Ahí estaba de nuevo, en línea. Y ahí también estaba esa
sensación de que no había que remover nada porque una frase podría cambiar la
historia, para atrás y para adelante. O no, lo dejaría en visto y nada más,
como lo había hecho él después de sus intensas declaraciones de amor. Un vacío
que sonaba parecido a los ecos de un gong pesado y enorme. Así sonaba la japonesa
en su mente. Una vibración sorda, profunda que lo estremecía por dentro.
Eran las tres de la tarde, había almorzado temprano, a pesar del mes que
corría todavía hacía calor y el departamento se volvía un poco insoportable,
salió a caminar un rato. La calle estaba vacía, los restaurantes llenos. Manuel
Montt era así los sábados. Ya quería cambiarse de barrio, al principio le gustó
la idea de estar cerca de todo. Ya no.
El teléfono vibró en el bolsillo de su pantalón. Se acordó de la japonesa,
aún pensaba que ella podía, un día cualquiera, hablarle con cualquier excusa.
No había nada, habrá sido una notificación de actualización de alguna
aplicación. Vio a un tipo parecido a Ben Stiller, otro recuerdo de ella, veía
una y otra vez la escena en donde el tipo aprende a bailar salsa para
impresionar a Polly. Para ella era la escena más romántica que había visto en
una película. Recordó ese rato que pasaron tirados en la cama comentando esa
secuencia y cómo brillaban los ojos de ella mientras valoraba el esfuerzo del
protagonista por estar a la altura de su novia. Miguel discutía que en realidad
estaba tratando de ser otro para ella, que el tipo era un aburrido, un obsesivo
enfermo de predecible.
Siguió caminando por la sombra hasta llegar a la Plaza Ambrosio del Río.
Ahí la vio, La Japonesa jugaba con un niño, una guagua. Lo levantaba y giraba
con él riéndose en el aire. No se veía algún tipo con cara de ser el padre por
ahí cerca. Ella puso al niño en el coche, levantó la mirada directo hacia él.
Miguel se quedó dónde estaba, no sabía si acercarse o darse la vuelta y partir.
Ella se acercó.
- Anoche te vi. Estaba leyendo y estabas cerca de mi cama, a dos pasos.

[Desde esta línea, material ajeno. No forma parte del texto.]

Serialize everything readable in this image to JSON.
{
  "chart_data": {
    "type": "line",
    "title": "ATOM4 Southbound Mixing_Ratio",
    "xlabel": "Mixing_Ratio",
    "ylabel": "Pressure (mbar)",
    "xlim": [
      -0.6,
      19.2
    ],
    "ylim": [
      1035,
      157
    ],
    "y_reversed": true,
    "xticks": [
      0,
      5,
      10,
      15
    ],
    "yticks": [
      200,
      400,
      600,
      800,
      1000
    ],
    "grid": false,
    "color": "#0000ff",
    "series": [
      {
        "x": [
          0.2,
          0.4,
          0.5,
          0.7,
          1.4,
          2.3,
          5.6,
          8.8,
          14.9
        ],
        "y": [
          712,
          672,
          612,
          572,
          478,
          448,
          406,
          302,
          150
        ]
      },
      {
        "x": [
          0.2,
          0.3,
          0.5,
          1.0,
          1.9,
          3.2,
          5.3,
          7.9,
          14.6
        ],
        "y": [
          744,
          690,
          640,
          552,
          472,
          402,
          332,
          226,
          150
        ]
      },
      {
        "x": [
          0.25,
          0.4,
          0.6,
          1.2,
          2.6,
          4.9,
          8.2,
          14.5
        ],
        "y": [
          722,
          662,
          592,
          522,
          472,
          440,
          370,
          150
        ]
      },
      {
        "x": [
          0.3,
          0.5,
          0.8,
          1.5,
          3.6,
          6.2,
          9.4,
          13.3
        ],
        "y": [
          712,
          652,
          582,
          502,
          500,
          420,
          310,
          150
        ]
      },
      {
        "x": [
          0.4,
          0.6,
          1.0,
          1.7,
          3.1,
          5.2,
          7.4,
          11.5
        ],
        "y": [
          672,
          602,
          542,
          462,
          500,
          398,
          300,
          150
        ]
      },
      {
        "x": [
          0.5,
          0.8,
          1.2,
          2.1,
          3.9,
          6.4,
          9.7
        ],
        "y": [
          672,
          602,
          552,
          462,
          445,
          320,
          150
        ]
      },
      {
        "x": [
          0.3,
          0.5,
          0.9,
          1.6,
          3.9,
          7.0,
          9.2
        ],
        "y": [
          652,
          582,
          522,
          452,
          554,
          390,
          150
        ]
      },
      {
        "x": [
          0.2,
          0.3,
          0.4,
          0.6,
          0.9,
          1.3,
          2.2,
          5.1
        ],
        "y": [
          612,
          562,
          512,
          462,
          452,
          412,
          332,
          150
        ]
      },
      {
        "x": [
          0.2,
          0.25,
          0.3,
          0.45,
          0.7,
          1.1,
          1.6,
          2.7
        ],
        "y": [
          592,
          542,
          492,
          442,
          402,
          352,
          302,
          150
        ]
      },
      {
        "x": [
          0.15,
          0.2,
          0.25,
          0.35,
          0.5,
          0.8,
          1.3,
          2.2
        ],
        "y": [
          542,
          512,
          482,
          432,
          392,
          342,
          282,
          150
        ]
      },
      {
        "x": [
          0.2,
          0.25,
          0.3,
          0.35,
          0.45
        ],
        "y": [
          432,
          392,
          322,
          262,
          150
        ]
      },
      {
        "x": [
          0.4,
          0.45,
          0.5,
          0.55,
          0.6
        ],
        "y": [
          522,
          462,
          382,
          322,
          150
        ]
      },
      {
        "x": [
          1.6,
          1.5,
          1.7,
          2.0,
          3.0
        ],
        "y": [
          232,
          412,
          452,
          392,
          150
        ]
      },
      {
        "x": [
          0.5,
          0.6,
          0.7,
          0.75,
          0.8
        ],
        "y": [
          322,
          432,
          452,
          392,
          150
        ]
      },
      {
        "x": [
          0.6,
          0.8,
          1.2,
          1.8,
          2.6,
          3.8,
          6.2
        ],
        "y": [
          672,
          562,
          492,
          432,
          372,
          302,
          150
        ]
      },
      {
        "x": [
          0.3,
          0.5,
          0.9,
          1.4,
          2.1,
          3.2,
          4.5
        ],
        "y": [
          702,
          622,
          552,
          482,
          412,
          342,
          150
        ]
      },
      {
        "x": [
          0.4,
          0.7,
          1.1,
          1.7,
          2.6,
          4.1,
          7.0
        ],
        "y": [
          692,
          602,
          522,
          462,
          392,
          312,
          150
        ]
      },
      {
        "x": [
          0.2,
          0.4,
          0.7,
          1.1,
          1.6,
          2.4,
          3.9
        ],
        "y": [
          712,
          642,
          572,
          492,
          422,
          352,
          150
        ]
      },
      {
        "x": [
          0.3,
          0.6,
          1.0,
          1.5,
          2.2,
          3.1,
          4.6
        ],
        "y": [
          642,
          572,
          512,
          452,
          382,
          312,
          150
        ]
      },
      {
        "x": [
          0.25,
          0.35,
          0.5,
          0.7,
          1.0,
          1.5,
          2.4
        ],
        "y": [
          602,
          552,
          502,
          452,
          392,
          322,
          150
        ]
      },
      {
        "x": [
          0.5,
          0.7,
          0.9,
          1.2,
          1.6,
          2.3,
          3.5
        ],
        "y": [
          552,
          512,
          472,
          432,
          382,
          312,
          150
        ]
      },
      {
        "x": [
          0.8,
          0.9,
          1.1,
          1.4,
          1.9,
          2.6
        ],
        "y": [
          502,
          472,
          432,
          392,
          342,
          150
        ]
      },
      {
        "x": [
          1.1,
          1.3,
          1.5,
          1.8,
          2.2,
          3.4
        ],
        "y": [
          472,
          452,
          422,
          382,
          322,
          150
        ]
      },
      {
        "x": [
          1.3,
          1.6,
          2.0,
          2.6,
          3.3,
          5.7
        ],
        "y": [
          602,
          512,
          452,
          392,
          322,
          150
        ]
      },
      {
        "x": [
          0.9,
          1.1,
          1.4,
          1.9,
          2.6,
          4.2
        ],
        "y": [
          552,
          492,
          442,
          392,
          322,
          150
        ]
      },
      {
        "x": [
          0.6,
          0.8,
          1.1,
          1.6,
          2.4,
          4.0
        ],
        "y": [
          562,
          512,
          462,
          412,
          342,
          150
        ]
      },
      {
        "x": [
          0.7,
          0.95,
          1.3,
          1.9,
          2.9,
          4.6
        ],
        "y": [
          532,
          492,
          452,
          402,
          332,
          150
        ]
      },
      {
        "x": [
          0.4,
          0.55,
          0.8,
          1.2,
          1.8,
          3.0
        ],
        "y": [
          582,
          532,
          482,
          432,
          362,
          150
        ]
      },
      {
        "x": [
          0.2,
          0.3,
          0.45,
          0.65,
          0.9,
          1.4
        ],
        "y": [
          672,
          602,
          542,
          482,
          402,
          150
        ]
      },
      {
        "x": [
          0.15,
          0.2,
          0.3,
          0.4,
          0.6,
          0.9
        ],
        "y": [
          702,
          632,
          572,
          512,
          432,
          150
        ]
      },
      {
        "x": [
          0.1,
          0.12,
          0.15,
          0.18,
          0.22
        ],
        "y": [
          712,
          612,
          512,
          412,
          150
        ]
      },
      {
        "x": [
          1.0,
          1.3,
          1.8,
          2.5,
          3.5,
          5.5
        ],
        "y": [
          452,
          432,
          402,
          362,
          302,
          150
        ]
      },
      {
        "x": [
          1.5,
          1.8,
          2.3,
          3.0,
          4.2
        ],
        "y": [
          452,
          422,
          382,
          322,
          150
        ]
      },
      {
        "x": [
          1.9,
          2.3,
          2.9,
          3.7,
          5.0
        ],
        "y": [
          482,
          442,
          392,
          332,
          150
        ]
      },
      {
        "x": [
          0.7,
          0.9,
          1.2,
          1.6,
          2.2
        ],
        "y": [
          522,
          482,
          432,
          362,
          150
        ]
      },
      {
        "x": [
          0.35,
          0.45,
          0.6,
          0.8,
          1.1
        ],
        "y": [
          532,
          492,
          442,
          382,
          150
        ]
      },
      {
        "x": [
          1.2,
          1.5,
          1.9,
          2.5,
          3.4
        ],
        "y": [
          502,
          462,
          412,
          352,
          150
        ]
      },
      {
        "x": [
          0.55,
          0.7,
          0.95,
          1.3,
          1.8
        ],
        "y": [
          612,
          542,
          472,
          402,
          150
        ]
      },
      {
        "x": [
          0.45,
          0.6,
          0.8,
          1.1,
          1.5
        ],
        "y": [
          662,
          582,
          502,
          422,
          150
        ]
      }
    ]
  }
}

Tenías cara de preocupado. No tienes por qué. ¿Es por mí? Estoy como tengo que
estar.
- ¿Qué significa eso?
- Ya sabes, lo sabes perfectamente.
- ¿Cumples un designio?
- Algo así. Igual que tú.
- ¿Cómo se llama tu guagua?
- Miguel
- ¿Por qué? ¿su papá se llama así?
- No, porque debió ser tu hijo.
A Miguel la escena le parecía surrealista. La noche anterior hubiera
matado por estar cerca de ella, por saber cómo estaba, qué hacía, con quién.
Ella lo había visto y vino a su encuentro o él a ella, no es posible saber.
Cuando volvió a su departamento, no logró acordarse de cómo se despidió.
La japonesa habló de un intersticio por donde se comunicaban, que dependía de
él abrirlo más. No entendió nada, como siempre.
Un par de días después, mirando de nuevo el celular, se atrevió a
teclear, el chat duró una hora, como antes, mejor que antes. Una tarde le
escribió que estaba dispuesto a aprender a bailar cualquier cosa con ella.